Mr. McCormick was a lawyer who was asked to resign as a partner from his law firm upon turning 65, since mandatory retirement at age 65 was a term of the partnership agreement he had signed with the firm. Mr. McCormick had dedicated most of his professional life to the firm. He brought a human rights complaint on the basis that the requirement that he resign at age 65 was a form of age discrimination. Currently, in Canada, mandatory retirement is unlawful and is protected by provincial human rights legislation.

The firm sought to quash the application by stating that Mr. McCormick was not an employee, and his arrangement with the firm was not within the scope of the Human Rights Tribunal. The B.C. Human Rights Tribunal disagreed, holding that it had jurisdiction to hear the dispute. Even as an individual equity partner, the Tribunal found that Mr. McCormick had very little control over his work life, remuneration and work product and, therefore, could be viewed as an employee. The Tribunal held that human rights principles “should not be determined by reference to narrow legal principles” such as those provided by partnership and contract law.

On the firm’s application for judicial review, the B.C. Supreme Court essentially upheld the Tribunal’s finding that it had jurisdiction under the B.C. Human Rights Code to hear the complaint.

A unanimous Court of Appeal disagreed, however, finding that even though the Human Rights Code deserves a “broad, liberal, and purposive interpretation”, the language of the Partnership Act is clear, and that, “a partnership is not a separate entity from its partners, and a partner cannot be an employee of, or employed by, a partnership of which he is a member.” Writing for the court, Madam Justice Levine stated that: “the inevitable conclusion of this analysis is that there is no employment relationship between the firm and McCormick; his complaint is not within the jurisdiction of the Tribunal”.

Should the Supreme Court of Canada decide to overturn the B.C. Court of Appeal’s decision, it will have substantial impact on how many businesses operate especially those where regulated professionals are providing services.

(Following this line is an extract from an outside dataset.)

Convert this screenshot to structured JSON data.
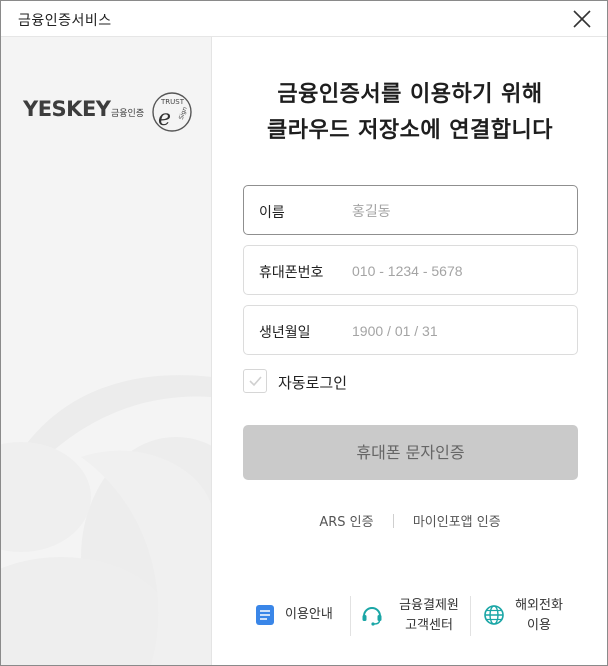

I am referring to accountants, architects, and others. Should employers not be able to impose a mandatory retirement policy, older generations of workers may be able to stay longer at their position, leaving the younger, millennial generation with limited prospects. In a tough economic climate, the tension between generations is more pronounced. With more and more millennials accepting internships, unpaid or contract work, often with long hours and little pay, the possibility of older generations staying put in their roles, means long-term uncertainty for the younger workforce.

The Supreme Court’s decision could also mean increased obligations for employers, who may have to ensure that they accommodate the needs, benefits and costs of their aging workforce, instead of instituting retirement packages.

Should the Tribunal’s original decision be upheld by the Supreme Court, employers will also need to consider whether the arrangements they have with individuals, who they may not regard as employees, could nevertheless be subject to human rights legislation.

We, and I imagine many younger and older employees as well as employers across the nation, eagerly await the Supreme Court’s ruling on this issue.